With the exam season looming (and the results of new GCSEs looking less predictable than the country's future government), I've been reflecting on how my students have been prepared for a new specification where their two GCSE grades for English rest on four exams. Mocks and exam practise have played a large part in this.
In terms of the process of mocks overall, they're clearly nothing new. Even with the old specification, students would have the dry-runs of exam day- with most schools scheduling mock 'seasons' to help students feel more used to the panic. But how much use are mock exams? What do the students get from these apart from more panic ahead of the final exams? And how can we make the process more beneficial?
When I read Alex Quigley's (@huntingenglish) 'The Confident Teacher' earlier this year, I found an idea that would help with the questions above: the mock wrapper. Essentially, this is a self-evaluation that students fill in at three stages in the mock process: just before they sit the mock, the lesson after the mock and when they get their feedback. Overall, it aims to help students see that sitting a mock exam is more than just practising exam timings- if we help them to reflect effectively then it is a chance for them to prepare more effectively.
When trialling this with my current Year 11 class, I started by putting together a document that would ask questions to prompt students to evaluate their preparation and performance overall. You can see some examples below, though the template is also available to download here.
Firstly, I found the comments students added useful when I was marking their mock papers. It allowed me to support students in their revision by giving further support. For some this involved notes on their wrapper; for others it might mean a verbal conversation in class. It also allowed me to see who had been listening to the top tips I'd given them for revision. For example, the fact that so many were focusing their revision on revising quotations for an exam where it was more important that they know the text more holistically made me consider how I'd get them to realise this in future lessons (before they wasted more time on revising areas that weren't needed). Likewise, it also informed my teaching in terms of considering how to teach them revision skills: though this has always been something I've tried to embed into lessons, the feedback on these forms meant that I could plan future revision-based lessons to be more effective for these specific students.
It also let me know where they thought their weaknesses were after they'd completed the mock- which could then inform the written feedback I gave for the mock. It might be that I'd direct them to a model we'd used in previous lessons to help them work on the area they lacked confidence in, or I might note how they'd actually done well in an area they thought would need improvement- therefore helping them to recognise their own successes.
The final section students filled in as they responded to their feedback, so I had to ensure that the mocks were stuck into books to allow me to look at these and use my findings to inform my teaching. This allowed me to check their understanding of my feedback, along with responses to questions that I'd written on their mocks, as well as letting me check to see if they were confident on how to then improve their revision processes and future responses- meaning that I could again have verbal conversations with any students who I felt needed more support.
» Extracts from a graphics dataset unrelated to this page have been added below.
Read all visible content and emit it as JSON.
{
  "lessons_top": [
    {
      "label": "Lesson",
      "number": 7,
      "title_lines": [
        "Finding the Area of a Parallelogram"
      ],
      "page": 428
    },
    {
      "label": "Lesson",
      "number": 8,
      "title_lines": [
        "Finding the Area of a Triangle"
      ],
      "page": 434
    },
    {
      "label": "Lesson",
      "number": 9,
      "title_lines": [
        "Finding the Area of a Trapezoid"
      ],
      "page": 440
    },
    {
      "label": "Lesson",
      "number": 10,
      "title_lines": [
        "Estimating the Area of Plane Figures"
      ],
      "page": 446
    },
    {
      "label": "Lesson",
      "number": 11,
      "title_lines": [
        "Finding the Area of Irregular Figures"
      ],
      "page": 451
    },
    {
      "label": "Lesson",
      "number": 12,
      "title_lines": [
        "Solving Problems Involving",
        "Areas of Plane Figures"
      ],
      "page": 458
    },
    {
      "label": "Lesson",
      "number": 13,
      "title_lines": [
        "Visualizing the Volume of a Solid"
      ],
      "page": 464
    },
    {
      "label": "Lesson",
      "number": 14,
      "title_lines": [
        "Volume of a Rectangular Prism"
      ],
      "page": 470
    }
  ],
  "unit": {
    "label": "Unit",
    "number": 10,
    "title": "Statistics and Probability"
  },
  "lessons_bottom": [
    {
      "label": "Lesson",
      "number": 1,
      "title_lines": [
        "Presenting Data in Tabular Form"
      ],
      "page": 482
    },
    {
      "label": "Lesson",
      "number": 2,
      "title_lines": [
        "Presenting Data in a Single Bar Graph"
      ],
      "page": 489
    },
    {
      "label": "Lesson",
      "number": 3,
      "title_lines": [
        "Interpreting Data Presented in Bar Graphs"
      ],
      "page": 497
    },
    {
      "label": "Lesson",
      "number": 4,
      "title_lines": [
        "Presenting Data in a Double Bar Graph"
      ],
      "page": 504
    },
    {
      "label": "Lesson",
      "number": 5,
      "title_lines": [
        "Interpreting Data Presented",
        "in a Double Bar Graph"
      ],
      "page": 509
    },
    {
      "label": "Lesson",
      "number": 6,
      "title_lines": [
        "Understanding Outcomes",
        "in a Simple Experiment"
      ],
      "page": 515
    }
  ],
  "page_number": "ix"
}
I found the wrappers to be effective in helping both myself and my students to reflect more effectively on the whole mock process- meaning that they could use it to improve their revision and I could use it to make the precious few lessons left more tailored to my students' needs.
However, it does need to be said that students have to be told that they need to be honest- otherwise some students are bound to see this as an opportunity to impress by writing a hyperbolic account of the gargantuan mound of revision they've completed in order to be ready for the mock. There was also the danger of the middle rating (3/5) when I asked them to rank their feelings/confidence- so much so that I might consider using phrases that mean less students 'play it safe' by picking a rating that sits on the fence.
Overall, I thought that using this strategy (again, thanks to Alex Quigley for suggesting it in his book- no plug intended) definitely made the mock process more meaningful than a chance to practise sitting still for more than an hour.